The Mudcat Café TM
Thread #139536   Message #3201045
Posted By: Bonnie Shaljean
03-Aug-11 - 01:34 PM
Thread Name: Did Boswell (Johnson's biog) play music?
Subject: Did Boswell (Johnson's biog) play music?
This is a question I've recently posted in a site dedicated to James Boswell (Samuel Johnson's famous biographer - I hadn't realised just how good his writing is). The following is actually a combination of two posts, but I've had no answers so far. Here goes:

I am interested in what, if any, connection Boswell might have had with music - did he play an instrument? I'm trying to find out as much as I can about his musical activities (if there were any) and related interests. He writes in his Hebridean journal about singing a verse of a song in Erse, but that seems to be more focused on his abilities in the language (or the determination of a lady to teach him some) than the music itself. There are assorted other references to music, but I've seen nothing that indicates he played it himself.
 
I'm asking this question because there's a tune in the Gow Collection (c.1796 though it could also be later) which is supposedly "composed & communicated by Mr James Boswell" and another one in the John French Collection (1801) titled "Mr James Boswell's Jig". These are both Scottish sources, more or less contemporaneous with JB's lifespan, so I was wondering if they could have come from the Boswell, or else his son (for whom I can't find any hard evidence or references either).

But I've seen nothing substantial so far. It's always possible that the jig-playing James Boswell is someone else entirely: Publishers of that period were certainly not above being ambiguous when crediting their music if the contributor had the same name as a famous person - it helped them to sell more books. Normally they gave no attributions at all in these old collections, so to have something flagged as being composed and communicated by a specific individual is unusual, and smacks a little of advertising.
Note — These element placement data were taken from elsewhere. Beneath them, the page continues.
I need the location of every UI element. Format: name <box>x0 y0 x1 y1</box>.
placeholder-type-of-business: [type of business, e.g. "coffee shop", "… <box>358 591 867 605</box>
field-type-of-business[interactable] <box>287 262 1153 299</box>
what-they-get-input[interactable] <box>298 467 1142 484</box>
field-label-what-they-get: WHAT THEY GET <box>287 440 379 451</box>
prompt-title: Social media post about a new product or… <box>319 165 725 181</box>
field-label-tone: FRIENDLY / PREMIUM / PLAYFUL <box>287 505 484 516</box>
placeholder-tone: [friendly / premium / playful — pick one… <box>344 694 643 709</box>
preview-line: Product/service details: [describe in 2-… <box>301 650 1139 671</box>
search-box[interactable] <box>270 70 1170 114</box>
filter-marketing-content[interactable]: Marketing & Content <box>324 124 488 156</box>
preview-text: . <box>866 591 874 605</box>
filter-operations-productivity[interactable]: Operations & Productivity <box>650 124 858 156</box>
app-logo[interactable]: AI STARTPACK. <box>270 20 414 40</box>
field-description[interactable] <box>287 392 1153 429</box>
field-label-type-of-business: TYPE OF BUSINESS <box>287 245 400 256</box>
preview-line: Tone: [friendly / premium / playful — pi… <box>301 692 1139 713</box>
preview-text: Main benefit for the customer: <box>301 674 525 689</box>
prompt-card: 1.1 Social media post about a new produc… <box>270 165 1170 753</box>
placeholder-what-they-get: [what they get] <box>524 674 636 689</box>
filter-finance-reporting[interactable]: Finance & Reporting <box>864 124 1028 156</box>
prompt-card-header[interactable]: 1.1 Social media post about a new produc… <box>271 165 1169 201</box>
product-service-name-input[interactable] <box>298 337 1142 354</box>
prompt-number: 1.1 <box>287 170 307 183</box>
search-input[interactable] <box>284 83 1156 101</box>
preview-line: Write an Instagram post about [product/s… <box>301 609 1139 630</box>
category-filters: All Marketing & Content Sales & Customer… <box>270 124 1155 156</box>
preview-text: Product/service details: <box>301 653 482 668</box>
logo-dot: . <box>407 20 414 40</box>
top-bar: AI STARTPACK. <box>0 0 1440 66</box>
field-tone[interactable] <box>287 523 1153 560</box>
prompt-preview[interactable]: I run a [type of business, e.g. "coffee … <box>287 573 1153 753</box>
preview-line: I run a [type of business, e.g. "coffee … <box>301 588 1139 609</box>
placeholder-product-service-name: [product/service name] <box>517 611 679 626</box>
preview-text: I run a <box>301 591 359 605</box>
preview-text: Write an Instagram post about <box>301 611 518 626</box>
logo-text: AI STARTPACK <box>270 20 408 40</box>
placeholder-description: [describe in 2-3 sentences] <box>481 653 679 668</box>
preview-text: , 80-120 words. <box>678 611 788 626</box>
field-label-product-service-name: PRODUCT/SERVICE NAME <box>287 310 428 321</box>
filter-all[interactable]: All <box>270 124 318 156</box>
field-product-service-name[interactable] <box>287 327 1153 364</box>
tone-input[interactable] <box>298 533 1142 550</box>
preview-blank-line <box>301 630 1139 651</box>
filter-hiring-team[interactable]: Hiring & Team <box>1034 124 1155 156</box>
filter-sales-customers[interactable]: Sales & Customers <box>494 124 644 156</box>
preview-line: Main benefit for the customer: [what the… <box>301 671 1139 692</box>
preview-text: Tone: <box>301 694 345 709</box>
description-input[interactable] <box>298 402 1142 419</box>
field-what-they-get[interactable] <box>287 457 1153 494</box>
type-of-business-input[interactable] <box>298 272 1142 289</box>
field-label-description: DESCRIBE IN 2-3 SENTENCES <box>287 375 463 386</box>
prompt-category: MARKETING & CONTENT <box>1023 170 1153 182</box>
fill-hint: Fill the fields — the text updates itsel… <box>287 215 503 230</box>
But it's beginning to look less and less likely that Johnson's Boswell is the originator of these pieces. Surely when he was discussing the playing of musical instruments with Johnson, he'd have made some mention of his own experience in that field? Or some scholar would have commented on it by now? I'm going to keep looking anyway, and will be grateful for any findings.

I still have this nagging half-memory of reading somewhere about Boswell playing a (?) violin, though this may be a mis-conflation with something else. Stranger still, when I asked my partner Michael (no mean historian himself) about it, he said he had the same impression. Folie à deux, perhaps? Any help out there? Thanks!